Activity forecasting refers to the problems of predicting future behaviors of people observed in videos. We are particularly interested in trajectory forecasting that is aimed at predicting whhere pedestrians (or essentially moving agents such as bikes and cars) will move from their past trajectories. Trajectory forecasting techniques could be useful for controlling mobile robots or autonomous vehicles while safely avoiding collisions with surrounding people, and will ultimately play a crucial role in the near future where people and robots live and work together.
Crowd Density Forecasting (RA-L'20)
Forecasting human activities observed in videos is a long-standing challenge in computer vision and robotics and is also beneficial for various real-world applications such as mobile robot navigation and drone landing. In this work, we present a new forecasting task called crowd density forecasting . Given a video of a crowd captured by a surveillance camera, our goal is to predict how the density of the crowd will change in unseen future frames. To address this task, we developed the patch-based density forecasting networks (PDFNs), which directly forecasts crowd density maps of future frames instead of trajectories of each moving person in the crowd. The PDFNs represent crowd density maps based on spatially or spatiotemporally overlapping patches and learn a simple density dynamics of fewer people in each patch. Doing so allows us to efficiently deal with diverse and complex crowd density dynamics observed when input videos involve a variable number of crowds moving independently. Experimental results with several public datasets of surveillance videos demonstrate the effectiveness of our approaches compared with state-of-the-art forecasting methods.

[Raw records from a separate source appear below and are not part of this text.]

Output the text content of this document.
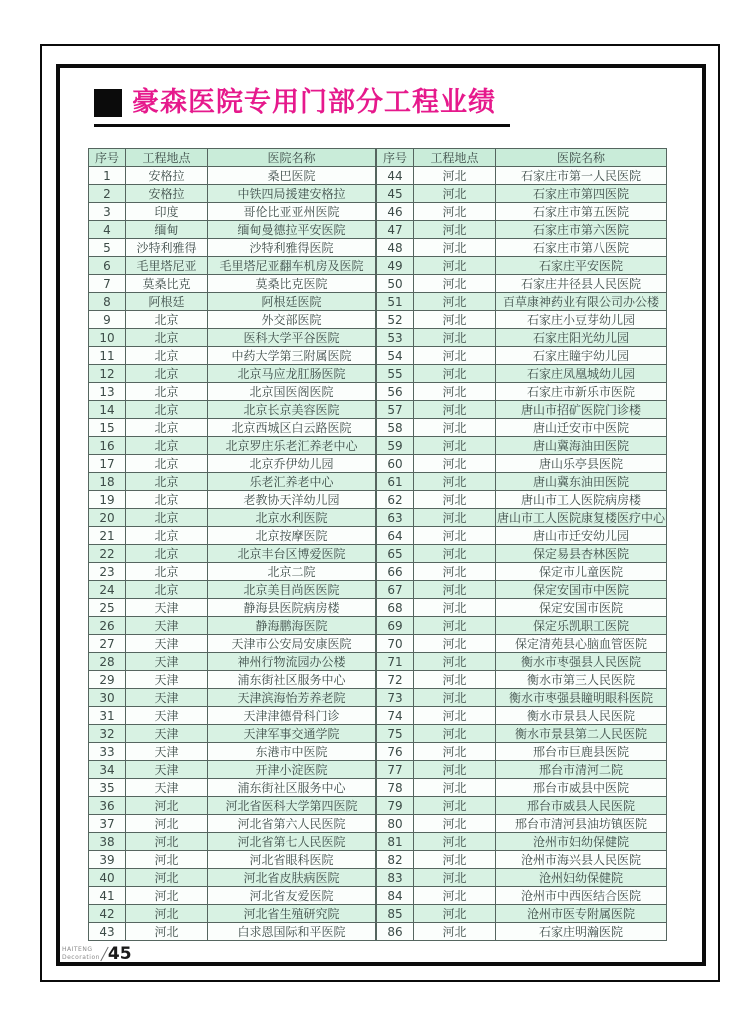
豪森医院专用门部分工程业绩
序号	工程地点	医院名称
1	安格拉	桑巴医院
2	安格拉	中铁四局援建安格拉
3	印度	哥伦比亚亚州医院
4	缅甸	缅甸曼德拉平安医院
5	沙特利雅得	沙特利雅得医院
6	毛里塔尼亚	毛里塔尼亚翻车机房及医院
7	莫桑比克	莫桑比克医院
8	阿根廷	阿根廷医院
9	北京	外交部医院
10	北京	医科大学平谷医院
11	北京	中药大学第三附属医院
12	北京	北京马应龙肛肠医院
13	北京	北京国医阁医院
14	北京	北京长京美容医院
15	北京	北京西城区白云路医院
16	北京	北京罗庄乐老汇养老中心
17	北京	北京乔伊幼儿园
18	北京	乐老汇养老中心
19	北京	老教协天洋幼儿园
20	北京	北京水利医院
21	北京	北京按摩医院
22	北京	北京丰台区博爱医院
23	北京	北京二院
24	北京	北京美目尚医医院
25	天津	静海县医院病房楼
26	天津	静海鹏海医院
27	天津	天津市公安局安康医院
28	天津	神州行物流园办公楼
29	天津	浦东街社区服务中心
30	天津	天津滨海怡芳养老院
31	天津	天津津德骨科门诊
32	天津	天津军事交通学院
33	天津	东港市中医院
34	天津	开津小淀医院
35	天津	浦东街社区服务中心
36	河北	河北省医科大学第四医院
37	河北	河北省第六人民医院
38	河北	河北省第七人民医院
39	河北	河北省眼科医院
40	河北	河北省皮肤病医院
41	河北	河北省友爱医院
42	河北	河北省生殖研究院
43	河北	白求恩国际和平医院
序号	工程地点	医院名称
44	河北	石家庄市第一人民医院
45	河北	石家庄市第四医院
46	河北	石家庄市第五医院
47	河北	石家庄市第六医院
48	河北	石家庄市第八医院
49	河北	石家庄平安医院
50	河北	石家庄井径县人民医院
51	河北	百草康神药业有限公司办公楼
52	河北	石家庄小豆芽幼儿园
53	河北	石家庄阳光幼儿园
54	河北	石家庄瞳宇幼儿园
55	河北	石家庄凤凰城幼儿园
56	河北	石家庄市新乐市医院
57	河北	唐山市招矿医院门诊楼
58	河北	唐山迁安市中医院
59	河北	唐山冀海油田医院
60	河北	唐山乐亭县医院
61	河北	唐山冀东油田医院
62	河北	唐山市工人医院病房楼
63	河北	唐山市工人医院康复楼医疗中心
64	河北	唐山市迁安幼儿园
65	河北	保定易县杏林医院
66	河北	保定市儿童医院
67	河北	保定安国市中医院
68	河北	保定安国市医院
69	河北	保定乐凯职工医院
70	河北	保定清苑县心脑血管医院
71	河北	衡水市枣强县人民医院
72	河北	衡水市第三人民医院
73	河北	衡水市枣强县瞳明眼科医院
74	河北	衡水市景县人民医院
75	河北	衡水市景县第二人民医院
76	河北	邢台市巨鹿县医院
77	河北	邢台市清河二院
78	河北	邢台市威县中医院
79	河北	邢台市威县人民医院
80	河北	邢台市清河县油坊镇医院
81	河北	沧州市妇幼保健院
82	河北	沧州市海兴县人民医院
83	河北	沧州妇幼保健院
84	河北	沧州市中西医结合医院
85	河北	沧州市医专附属医院
86	河北	石家庄明瀚医院
HAITENG
Decoration 45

- Hiroaki Minoura, Ryo Yonetani, Mai Nishimura, and Yoshitaka Ushiku, “Crowd Density Forecasting by Modeling Patch-based Dynamics”, IEEE Robotics and Automation Letters, 2020 [Paper] [Blog]

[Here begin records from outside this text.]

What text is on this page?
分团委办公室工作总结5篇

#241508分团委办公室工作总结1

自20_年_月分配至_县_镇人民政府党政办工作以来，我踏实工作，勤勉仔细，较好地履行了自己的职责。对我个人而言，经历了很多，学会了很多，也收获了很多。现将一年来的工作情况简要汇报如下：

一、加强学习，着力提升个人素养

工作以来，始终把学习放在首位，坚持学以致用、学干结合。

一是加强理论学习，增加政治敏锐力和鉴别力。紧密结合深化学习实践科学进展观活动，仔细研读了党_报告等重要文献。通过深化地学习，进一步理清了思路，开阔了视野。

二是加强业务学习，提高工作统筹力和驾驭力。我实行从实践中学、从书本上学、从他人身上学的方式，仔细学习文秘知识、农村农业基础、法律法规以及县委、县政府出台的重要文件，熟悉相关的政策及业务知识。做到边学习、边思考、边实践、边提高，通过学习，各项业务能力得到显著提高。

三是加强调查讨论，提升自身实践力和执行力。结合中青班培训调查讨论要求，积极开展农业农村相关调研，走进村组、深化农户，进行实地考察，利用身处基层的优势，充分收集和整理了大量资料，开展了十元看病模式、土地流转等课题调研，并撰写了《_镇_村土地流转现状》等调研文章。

Future Person Localization (CVPR'18)
We present a new task that predicts future locations of people observed in first-person videos. Consider a first-person video stream continuously recorded by a wearable camera. Given a short clip of a person that is extracted from the complete stream, we aim to predict his location in future frames. To facilitate this future person localization ability, we make the following three key observations: a) First-person videos typically involve significant ego-motion which greatly affects the location of the target person in future frames; b) Scale of the target person act as a salient cue to estimate a perspective effect in first-person videos; c) First-person videos often capture people up-close, making it easier to leverage target poses (e.g. where they look) for predicting their future locations. We incorporate these three observations into a prediction framework with a multi-stream convolution-deconvolution architecture. Experimental results reveal our method to be effective on our new dataset as well as on a public social interaction dataset.